1. Jenny

    I would like to kmow how others see this situation.
    I was invited to an out of town wedding where all out of town guests were invited to a party after the rehersal dinner but only some of the out of town guests were invited to the rehersal dinner. There was no obvious dividing line as to who was included in the dinner and who was not. One couple who had a child in the wedding was not invited where all others parents of those in wedding were invited. Many included did not have a family member included in the wedding party. The couple felt it was a personal slight [which in fact it was] as they had known the groom’s parents forever and the groom had grown up in their home. As many do now there were pictures of childhood etc displayed. Several of those pictures were taken over the years by the excluded woman. The groom had told her this was to be the case.
    The couple left and drove 6 hours back home–skipping the wedding.
    What do you think of the situation—how would you have felt—would you have stayed or left. Do you see this as much of a social offense as I do??

    • Winifred Rosenburg

      It is strange to go about making a rehearsal dinner guest list this way. People who must be invited to the rehearsal dinner are: parents and grandparents of the bride and groom, bridesmaids, groomsmen, flower girls, ring bearers, parents of the flower girls and ring bearers, any other wedding guests that are participating in the ceremony (readers, ushers, etc.), and of course the bride and groom. Sometimes out-of-town guests are also invited, but they don’t have to be.

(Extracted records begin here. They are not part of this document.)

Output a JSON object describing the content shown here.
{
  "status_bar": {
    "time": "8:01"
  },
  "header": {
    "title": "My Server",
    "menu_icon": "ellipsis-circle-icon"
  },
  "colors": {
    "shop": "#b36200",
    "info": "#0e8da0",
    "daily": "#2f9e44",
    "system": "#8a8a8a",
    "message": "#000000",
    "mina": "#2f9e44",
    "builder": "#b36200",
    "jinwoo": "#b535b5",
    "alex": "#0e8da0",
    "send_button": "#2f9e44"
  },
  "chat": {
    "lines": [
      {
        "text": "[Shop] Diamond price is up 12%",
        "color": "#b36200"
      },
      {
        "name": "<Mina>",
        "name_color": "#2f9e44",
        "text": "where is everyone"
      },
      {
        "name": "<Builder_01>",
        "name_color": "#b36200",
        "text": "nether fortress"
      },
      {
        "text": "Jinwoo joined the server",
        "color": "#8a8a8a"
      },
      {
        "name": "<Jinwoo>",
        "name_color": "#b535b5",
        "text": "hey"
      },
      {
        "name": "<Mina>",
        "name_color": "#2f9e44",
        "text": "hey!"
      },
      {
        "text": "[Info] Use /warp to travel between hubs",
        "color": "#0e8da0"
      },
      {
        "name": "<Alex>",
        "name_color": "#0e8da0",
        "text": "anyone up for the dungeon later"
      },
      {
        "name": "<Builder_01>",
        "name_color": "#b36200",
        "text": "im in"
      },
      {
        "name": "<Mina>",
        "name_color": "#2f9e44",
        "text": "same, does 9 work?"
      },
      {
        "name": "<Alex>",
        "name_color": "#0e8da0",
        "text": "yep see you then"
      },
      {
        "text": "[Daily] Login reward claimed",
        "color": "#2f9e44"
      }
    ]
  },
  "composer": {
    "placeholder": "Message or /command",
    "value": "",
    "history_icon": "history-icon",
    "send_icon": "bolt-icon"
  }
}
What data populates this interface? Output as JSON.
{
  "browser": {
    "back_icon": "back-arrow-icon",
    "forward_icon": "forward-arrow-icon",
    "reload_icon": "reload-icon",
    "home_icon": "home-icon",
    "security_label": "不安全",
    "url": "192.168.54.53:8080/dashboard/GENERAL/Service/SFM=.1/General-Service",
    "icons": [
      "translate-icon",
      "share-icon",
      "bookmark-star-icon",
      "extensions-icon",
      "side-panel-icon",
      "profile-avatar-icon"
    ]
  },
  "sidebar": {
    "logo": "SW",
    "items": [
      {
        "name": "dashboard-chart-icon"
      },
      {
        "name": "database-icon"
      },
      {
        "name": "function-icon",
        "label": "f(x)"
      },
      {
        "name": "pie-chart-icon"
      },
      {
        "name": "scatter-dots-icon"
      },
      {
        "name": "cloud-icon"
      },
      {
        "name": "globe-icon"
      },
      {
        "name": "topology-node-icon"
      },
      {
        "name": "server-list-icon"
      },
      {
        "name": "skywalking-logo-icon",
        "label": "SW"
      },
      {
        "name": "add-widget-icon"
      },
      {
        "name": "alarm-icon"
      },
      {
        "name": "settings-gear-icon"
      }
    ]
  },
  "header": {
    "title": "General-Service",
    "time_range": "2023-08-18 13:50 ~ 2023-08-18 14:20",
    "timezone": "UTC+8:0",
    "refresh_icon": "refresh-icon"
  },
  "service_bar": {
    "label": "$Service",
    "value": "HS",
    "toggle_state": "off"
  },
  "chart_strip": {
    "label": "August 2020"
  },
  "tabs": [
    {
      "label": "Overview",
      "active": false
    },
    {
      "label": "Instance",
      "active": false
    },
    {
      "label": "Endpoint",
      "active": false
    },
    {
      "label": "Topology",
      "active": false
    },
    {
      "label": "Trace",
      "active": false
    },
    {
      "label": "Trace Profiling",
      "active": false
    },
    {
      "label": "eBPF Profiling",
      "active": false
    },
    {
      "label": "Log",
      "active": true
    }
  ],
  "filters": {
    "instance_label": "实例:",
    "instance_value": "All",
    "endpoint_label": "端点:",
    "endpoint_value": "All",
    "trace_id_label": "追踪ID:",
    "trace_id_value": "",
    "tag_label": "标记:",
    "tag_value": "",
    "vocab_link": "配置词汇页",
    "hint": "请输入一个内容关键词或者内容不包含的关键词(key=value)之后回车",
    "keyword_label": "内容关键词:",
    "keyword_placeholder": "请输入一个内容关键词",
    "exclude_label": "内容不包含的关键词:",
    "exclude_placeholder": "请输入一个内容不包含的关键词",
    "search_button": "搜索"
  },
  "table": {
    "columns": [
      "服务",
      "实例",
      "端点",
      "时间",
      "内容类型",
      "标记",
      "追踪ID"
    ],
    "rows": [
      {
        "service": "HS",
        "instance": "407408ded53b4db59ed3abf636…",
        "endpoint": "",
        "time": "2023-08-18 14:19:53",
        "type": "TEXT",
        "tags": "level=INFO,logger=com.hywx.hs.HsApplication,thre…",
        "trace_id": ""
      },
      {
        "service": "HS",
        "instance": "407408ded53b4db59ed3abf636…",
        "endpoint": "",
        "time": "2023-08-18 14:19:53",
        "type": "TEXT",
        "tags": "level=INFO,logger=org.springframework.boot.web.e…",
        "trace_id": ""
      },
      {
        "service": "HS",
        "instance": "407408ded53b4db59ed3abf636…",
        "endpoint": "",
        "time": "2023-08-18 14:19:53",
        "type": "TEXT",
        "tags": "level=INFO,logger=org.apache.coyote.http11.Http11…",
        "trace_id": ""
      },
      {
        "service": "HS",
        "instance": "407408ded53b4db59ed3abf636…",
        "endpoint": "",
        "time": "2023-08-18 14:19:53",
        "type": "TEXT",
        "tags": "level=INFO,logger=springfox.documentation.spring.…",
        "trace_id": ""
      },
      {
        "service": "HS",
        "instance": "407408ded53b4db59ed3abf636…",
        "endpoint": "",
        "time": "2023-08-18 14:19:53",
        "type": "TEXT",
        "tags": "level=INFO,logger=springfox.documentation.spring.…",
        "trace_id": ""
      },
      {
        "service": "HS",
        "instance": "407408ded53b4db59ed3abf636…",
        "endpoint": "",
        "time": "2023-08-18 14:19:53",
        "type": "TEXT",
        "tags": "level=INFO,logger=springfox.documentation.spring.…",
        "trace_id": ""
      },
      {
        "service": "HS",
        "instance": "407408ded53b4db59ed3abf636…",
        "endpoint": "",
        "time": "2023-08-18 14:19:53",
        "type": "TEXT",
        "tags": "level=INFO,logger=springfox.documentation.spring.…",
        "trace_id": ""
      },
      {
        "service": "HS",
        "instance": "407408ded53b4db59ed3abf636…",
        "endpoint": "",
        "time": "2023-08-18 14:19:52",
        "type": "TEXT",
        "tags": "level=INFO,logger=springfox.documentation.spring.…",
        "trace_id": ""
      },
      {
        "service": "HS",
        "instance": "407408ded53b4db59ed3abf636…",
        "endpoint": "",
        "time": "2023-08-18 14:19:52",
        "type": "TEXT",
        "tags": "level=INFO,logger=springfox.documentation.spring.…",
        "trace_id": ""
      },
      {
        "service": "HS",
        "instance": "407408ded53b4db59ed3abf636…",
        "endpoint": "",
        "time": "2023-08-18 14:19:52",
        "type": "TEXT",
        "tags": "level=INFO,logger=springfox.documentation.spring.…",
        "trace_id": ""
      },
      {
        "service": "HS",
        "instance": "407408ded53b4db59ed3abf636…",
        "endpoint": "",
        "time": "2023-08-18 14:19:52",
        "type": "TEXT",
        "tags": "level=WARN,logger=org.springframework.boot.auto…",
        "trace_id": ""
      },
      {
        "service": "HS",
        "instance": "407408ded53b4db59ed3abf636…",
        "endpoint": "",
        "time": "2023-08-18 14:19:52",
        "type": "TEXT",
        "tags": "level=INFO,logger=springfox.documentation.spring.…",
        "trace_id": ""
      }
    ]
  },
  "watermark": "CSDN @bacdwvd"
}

      Yes, they should have been consistent with whom was invited and whom wasn’t. I’m not quite sure what the pictures have to do with it though. Also please bear in mind that the slight was not necessarily from the bride and groom as many times the groom’s parents host the rehearsal dinner and may have come up with the guest list independently of the bride and groom. Conceding that this couple may have been slighted, that does not excuse their departure. When you RSVP that you will be attending an event (particularly a wedding) nothing other than sudden illness or emergency excuses your absence.

      • Vanna Keiler

        I agree with Winifred Rosenburg’s response. The focus is on the ceremony and wedding and the prerogative to invite someone to the rehearsal dinner is up to those hosting it. On the other hand, since weddings are intensely personal affairs, there is always a hierarchy of who is considered most important to the functioning of the wedding, and this opens the gateway for feelings to be hurt (“why wasn’t I a bridesmaid??”). What one must do in these situations, in my opinion, is put aside our hurt and realize that there are a lot of factors going into decision-making, from both the bride and groom’s sides, which are not known to us, and take it in good faith that if they were able to invite us to all events, they would have.

      • jenny

        Your answer was interesting and also enlightening. {Please excuse any mis-spelled words. Not a strong suit of mine.} I know all the people well and know of the increasingly hostile relationship between the excluded female and the Mother of the Groom. The exclusion was an intentional hurt and social slight. The referance to the pictures was only to say this was a through childhood friendship between the 2 boys. I feel that it was a cruel and mean thing to exclude the couple and expected you to comment accordingly. The fact that the departure of the excluded couple was a social misconduct and a selfish act was something I had not recognized. I do not want to agree with you but I must. You have given me the chance to look at and to learn something new. Thank you for the insight. I think we both agree that bringing this view to the attention of the hurt couple is best not done.